«¡Oh, la dejadita!», grita con ironía divertida Alex de Miñaur, número ocho del mundo, en una de las canchas del Hudson River Tennis, un club privado en el sur de Manhattan, a pocas manzanas de Wall Street. El australiano pelotea con … un grupo de aficionados –incluido este reportero de ABC– en un evento organizado por Wilson, la compañía que le patrocina y que acaba de presentar la nueva raqueta con la que jugará aquí, en el US Open.

Pese al alarido, De Miñaur llega con suficiencia insultante a la pelota –y eso que apenas ha calentado– y, sonriendo, la corta con suavidad de vuelta a la cruceta contraria de la pista. Cuando te la manda un profesional, la pelota suena a otra cosa, tiene un peso desconocido en tu raqueta, bota con violencia cuando la lifta, se apaga en las dejadas cuando la corta. Para alguien que tiene carné, es como subirse a un Fórmula 1.

De Miñaur, todo simpatía mientras deprime a tenistas que hasta ese día creían que quizá no son tan malos, habla español entre pelota y pelota, aceptando la broma cuando se le pregunta si tiene nivel para estar en esta pista. «No sé, no sé», dice antes de sacudir un derechazo paralelo.

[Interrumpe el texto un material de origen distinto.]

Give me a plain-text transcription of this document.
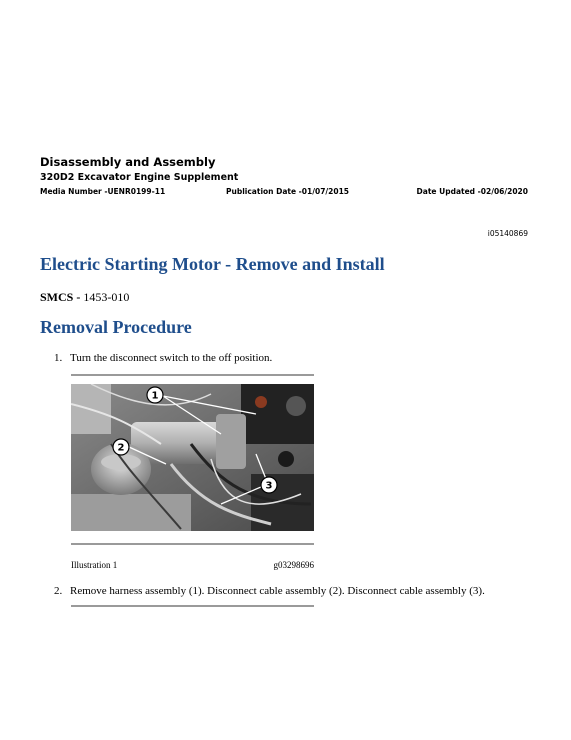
Disassembly and Assembly
320D2 Excavator Engine Supplement
Media Number -UENR0199-11	Publication Date -01/07/2015	Date Updated -02/06/2020
i05140869
Electric Starting Motor - Remove and Install
SMCS - 1453-010
Removal Procedure
1. Turn the disconnect switch to the off position.
1
2
3
Illustration 1	g03298696
2. Remove harness assembly (1). Disconnect cable assembly (2). Disconnect cable assembly (3).
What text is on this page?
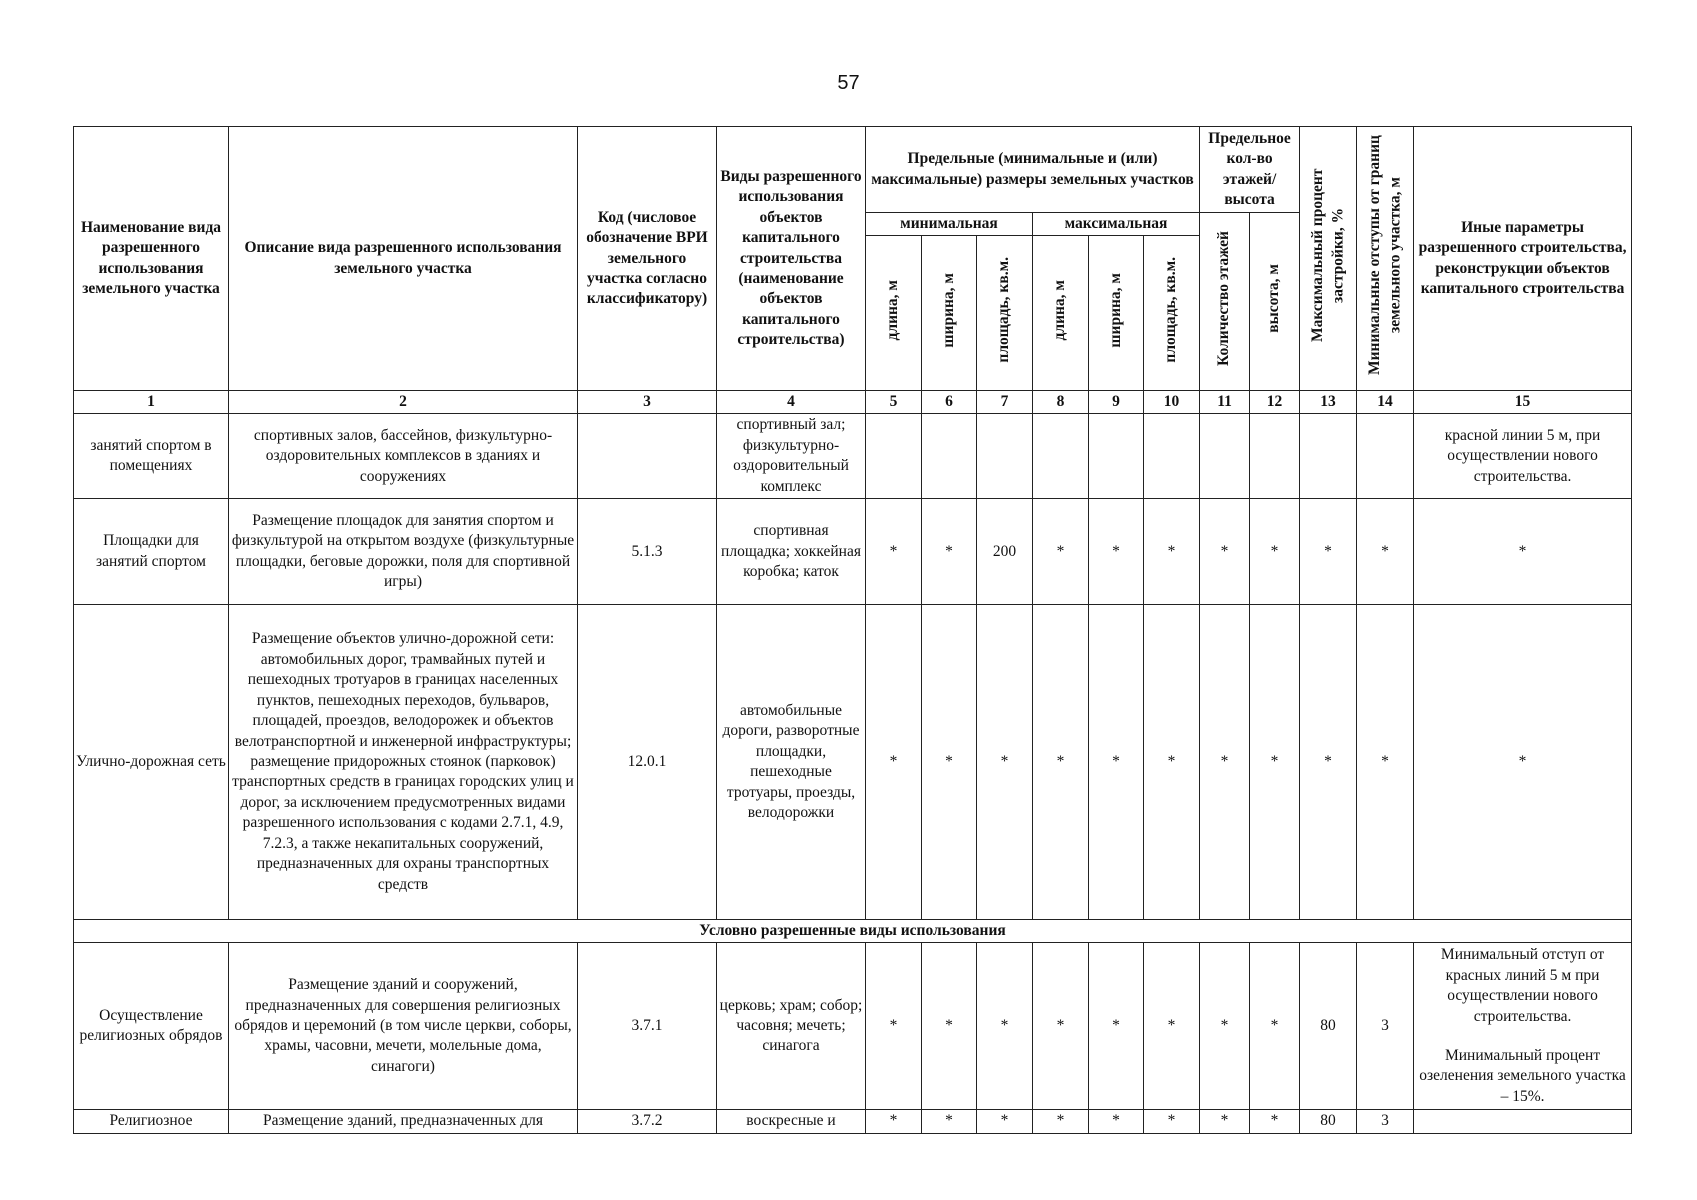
57
Наименование вида разрешенного использования земельного участка	Описание вида разрешенного использования земельного участка	Код (числовое обозначение ВРИ земельного участка согласно классификатору)	Виды разрешенного использования объектов капитального строительства (наименование объектов капитального строительства)	Предельные (минимальные и (или) максимальные) размеры земельных участков						Предельное кол-во этажей/ высота		Максимальный процент застройки, %	Минимальные отступы от границ земельного участка, м	Иные параметры разрешенного строительства, реконструкции объектов капитального строительства
				минимальная			максимальная			Количество этажей	высота, м			
				длина, м	ширина, м	площадь, кв.м.	длина, м	ширина, м	площадь, кв.м.					
1	2	3	4	5	6	7	8	9	10	11	12	13	14	15
занятий спортом в помещениях	спортивных залов, бассейнов, физкультурно-оздоровительных комплексов в зданиях и сооружениях		спортивный зал; физкультурно-оздоровительный комплекс											красной линии 5 м, при осуществлении нового строительства.
Площадки для занятий спортом	Размещение площадок для занятия спортом и физкультурой на открытом воздухе (физкультурные площадки, беговые дорожки, поля для спортивной игры)	5.1.3	спортивная площадка; хоккейная коробка; каток	*	*	200	*	*	*	*	*	*	*	*
Улично-дорожная сеть	Размещение объектов улично-дорожной сети: автомобильных дорог, трамвайных путей и пешеходных тротуаров в границах населенных пунктов, пешеходных переходов, бульваров, площадей, проездов, велодорожек и объектов велотранспортной и инженерной инфраструктуры; размещение придорожных стоянок (парковок) транспортных средств в границах городских улиц и дорог, за исключением предусмотренных видами разрешенного использования с кодами 2.7.1, 4.9, 7.2.3, а также некапитальных сооружений, предназначенных для охраны транспортных средств	12.0.1	автомобильные дороги, разворотные площадки, пешеходные тротуары, проезды, велодорожки	*	*	*	*	*	*	*	*	*	*	*
Условно разрешенные виды использования														
Осуществление религиозных обрядов	Размещение зданий и сооружений, предназначенных для совершения религиозных обрядов и церемоний (в том числе церкви, соборы, храмы, часовни, мечети, молельные дома, синагоги)	3.7.1	церковь; храм; собор; часовня; мечеть; синагога	*	*	*	*	*	*	*	*	80	3	Минимальный отступ от красных линий 5 м при осуществлении нового строительства.
Минимальный процент озеленения земельного участка – 15%.

Религиозное	Размещение зданий, предназначенных для	3.7.2	воскресные и	*	*	*	*	*	*	*	*	80	3	
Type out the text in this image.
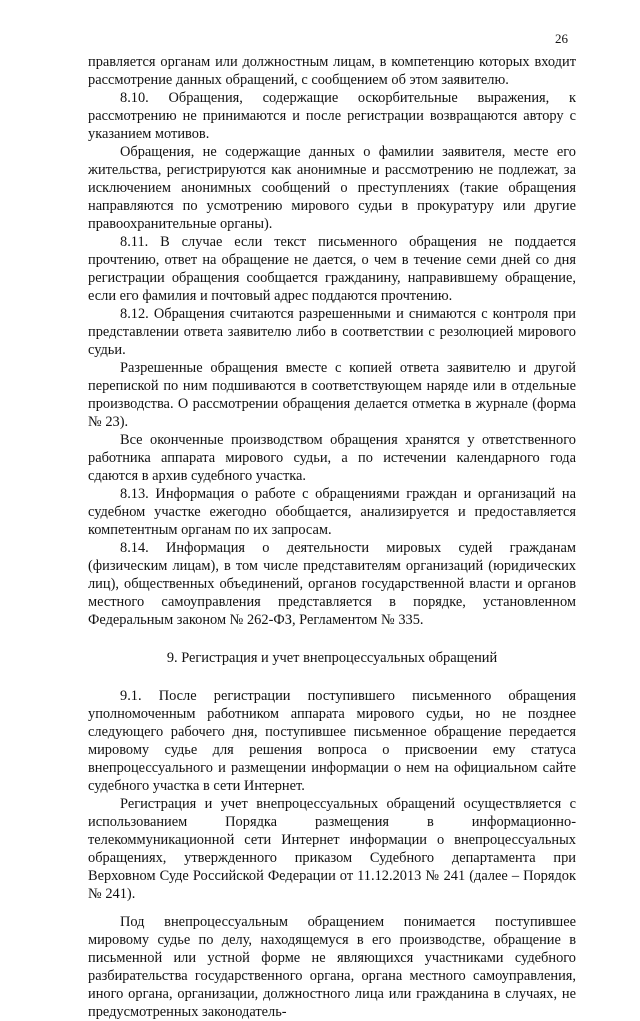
26

правляется органам или должностным лицам, в компетенцию которых входит рассмотрение данных обращений, с сообщением об этом заявителю.

8.10. Обращения, содержащие оскорбительные выражения, к рассмотрению не принимаются и после регистрации возвращаются автору с указанием мотивов.

Обращения, не содержащие данных о фамилии заявителя, месте его жительства, регистрируются как анонимные и рассмотрению не подлежат, за исключением анонимных сообщений о преступлениях (такие обращения направляются по усмотрению мирового судьи в прокуратуру или другие правоохранительные органы).

8.11. В случае если текст письменного обращения не поддается прочтению, ответ на обращение не дается, о чем в течение семи дней со дня регистрации обращения сообщается гражданину, направившему обращение, если его фамилия и почтовый адрес поддаются прочтению.

8.12. Обращения считаются разрешенными и снимаются с контроля при представлении ответа заявителю либо в соответствии с резолюцией мирового судьи.

Разрешенные обращения вместе с копией ответа заявителю и другой перепиской по ним подшиваются в соответствующем наряде или в отдельные производства. О рассмотрении обращения делается отметка в журнале (форма № 23).

Все оконченные производством обращения хранятся у ответственного работника аппарата мирового судьи, а по истечении календарного года сдаются в архив судебного участка.

8.13. Информация о работе с обращениями граждан и организаций на судебном участке ежегодно обобщается, анализируется и предоставляется компетентным органам по их запросам.

8.14. Информация о деятельности мировых судей гражданам (физическим лицам), в том числе представителям организаций (юридических лиц), общественных объединений, органов государственной власти и органов местного самоуправления представляется в порядке, установленном Федеральным законом № 262-ФЗ, Регламентом № 335.

9. Регистрация и учет внепроцессуальных обращений

9.1. После регистрации поступившего письменного обращения уполномоченным работником аппарата мирового судьи, но не позднее следующего рабочего дня, поступившее письменное обращение передается мировому судье для решения вопроса о присвоении ему статуса внепроцессуального и размещении информации о нем на официальном сайте судебного участка в сети Интернет.

Регистрация и учет внепроцессуальных обращений осуществляется с использованием Порядка размещения в информационно-телекоммуникационной сети Интернет информации о внепроцессуальных обращениях, утвержденного приказом Судебного департамента при Верховном Суде Российской Федерации от 11.12.2013 № 241 (далее – Порядок № 241).

Под внепроцессуальным обращением понимается поступившее мировому судье по делу, находящемуся в его производстве, обращение в письменной или устной форме не являющихся участниками судебного разбирательства государственного органа, органа местного самоуправления, иного органа, организации, должностного лица или гражданина в случаях, не предусмотренных законодатель-
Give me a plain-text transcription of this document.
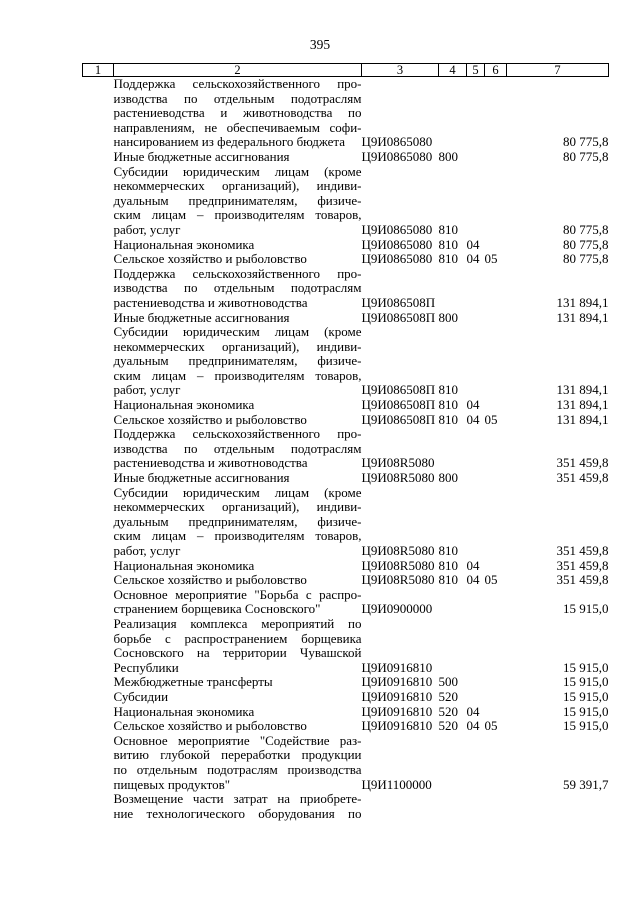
395
1	2	3	4	5	6	7

	Поддержка сельскохозяйственного про-
изводства по отдельным подотраслям
растениеводства и животноводства по
направлениям, не обеспечиваемым софи-
нансированием из федерального бюджета	Ц9И0865080				80 775,8

	Иные бюджетные ассигнования	Ц9И0865080	800			80 775,8

	Субсидии юридическим лицам (кроме
некоммерческих организаций), индиви-
дуальным предпринимателям, физиче-
ским лицам – производителям товаров,
работ, услуг	Ц9И0865080	810			80 775,8

	Национальная экономика	Ц9И0865080	810	04		80 775,8

	Сельское хозяйство и рыболовство	Ц9И0865080	810	04	05	80 775,8

	Поддержка сельскохозяйственного про-
изводства по отдельным подотраслям
растениеводства и животноводства	Ц9И086508П				131 894,1

	Иные бюджетные ассигнования	Ц9И086508П	800			131 894,1

	Субсидии юридическим лицам (кроме
некоммерческих организаций), индиви-
дуальным предпринимателям, физиче-
ским лицам – производителям товаров,
работ, услуг	Ц9И086508П	810			131 894,1

	Национальная экономика	Ц9И086508П	810	04		131 894,1

	Сельское хозяйство и рыболовство	Ц9И086508П	810	04	05	131 894,1

	Поддержка сельскохозяйственного про-
изводства по отдельным подотраслям
растениеводства и животноводства	Ц9И08R5080				351 459,8

	Иные бюджетные ассигнования	Ц9И08R5080	800			351 459,8

	Субсидии юридическим лицам (кроме
некоммерческих организаций), индиви-
дуальным предпринимателям, физиче-
ским лицам – производителям товаров,
работ, услуг	Ц9И08R5080	810			351 459,8

	Национальная экономика	Ц9И08R5080	810	04		351 459,8

	Сельское хозяйство и рыболовство	Ц9И08R5080	810	04	05	351 459,8

	Основное мероприятие "Борьба с распро-
странением борщевика Сосновского"	Ц9И0900000				15 915,0

	Реализация комплекса мероприятий по
борьбе с распространением борщевика
Сосновского на территории Чувашской
Республики	Ц9И0916810				15 915,0

	Межбюджетные трансферты	Ц9И0916810	500			15 915,0

	Субсидии	Ц9И0916810	520			15 915,0

	Национальная экономика	Ц9И0916810	520	04		15 915,0

	Сельское хозяйство и рыболовство	Ц9И0916810	520	04	05	15 915,0

	Основное мероприятие "Содействие раз-
витию глубокой переработки продукции
по отдельным подотраслям производства
пищевых продуктов"	Ц9И1100000				59 391,7

	Возмещение части затрат на приобрете-
ние технологического оборудования по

El australiano es todo lo español que puede ser alguien nacido en Sídney. Desde la ‘ñ’ de su apellido –que no luce en el circuito– hasta su familia. Su madre, Esther Román, es española y su padre, Aníbal de Miñaur, es de origen uruguayo. Pero hay mucho más: a los cinco años, la familia se mudó a España, a Alicante. En esa tierra de tenistas –la de David Ferrer, la de la academia de Juan Carlos Navarro, donde se ha formado Carlos Alcaraz– cogió la raqueta. No la soltó cuando su familia regresó a Australia, cuando él tenía 13 años, ante las dificultades económicas de la crisis de comienzos de la década pasada. Un par de años después, la familia regresó a España. Pero para entonces, De Miñaur, que había encontrado un gran apoyo por parte de las autoridades tenísticas de Australia, ya había decidido jugar para siempre bajo la bandera de aquel país.

Paso al circuito profesional

Pasó al circuito profesional en 2015, con solo 16 años. Después de haber sido promesa durante mucho tiempo, empezó a encontrar los resultados que prometía el año pasado: se coló en el ‘top-10’ mundial, se convirtió en habitual de las segundas semanas y alcanzó los cuartos de final en tres de los cuatro ‘grandes’ de la temporada.

Antes del peloteo con Wilson, De Miñaur cuenta las dificultades de llegar a lo más alto en tenis. Por un lado, las propias: «Lo que hace diferente al tenis es que estás tú solo ahí fuera, no te puede salvar nadie más que tú, no te puedes esconder». El hispano-australiano –tiene las dos nacionalidades– sufrió los rigores mentales de este deporte este año, justo cuando venía de jugar su mejor tenis. Explotó en Roland Garros, donde cayó en segunda ronda. «Me quemé», reconoce. «Es algo que venía de los tres o cuatro años anteriores, de estar siempre exigiéndome absolutamente al máximo. Tuve una conversación conmigo mismo. Traté de entender cuáles son las cosas realmente importantes en la vida y acercarme más al tenis como cuando tenía doce o trece años. Y, aunque parezca mentira, estoy jugando mejor».

Esa mejora le ha llevado a ganar en Washington este mes, en uno de los torneos de la temporada de pista dura en EE.UU. Ahora, en Nueva York, tratará de dar un paso más en su carrera. «Quizá lo mental es lo más importante. En estos torneos, al final todo el mundo juega muy bien», responde a este periódico cuando se le pregunta qué le falta para ir un escalón más arriba, para llegar a unas semifinales, para soñar con un ‘grande’. «También hay aspectos técnicos que tengo que mejorar. Sacar más ventaja con el saque, golpear más fuerte desde el fondo…».

Pero las dificultades también son externas. Y tienen nombre y apellido: Jannik Sinner y Carlos Alcaraz. «Nos toca competir con dos tíos que le pegan muy fuerte, ¿verdad? Nos lo ponen muy difícil al resto. Pero ese el desafío y lo acepto. Estoy deseando complicarles la vida».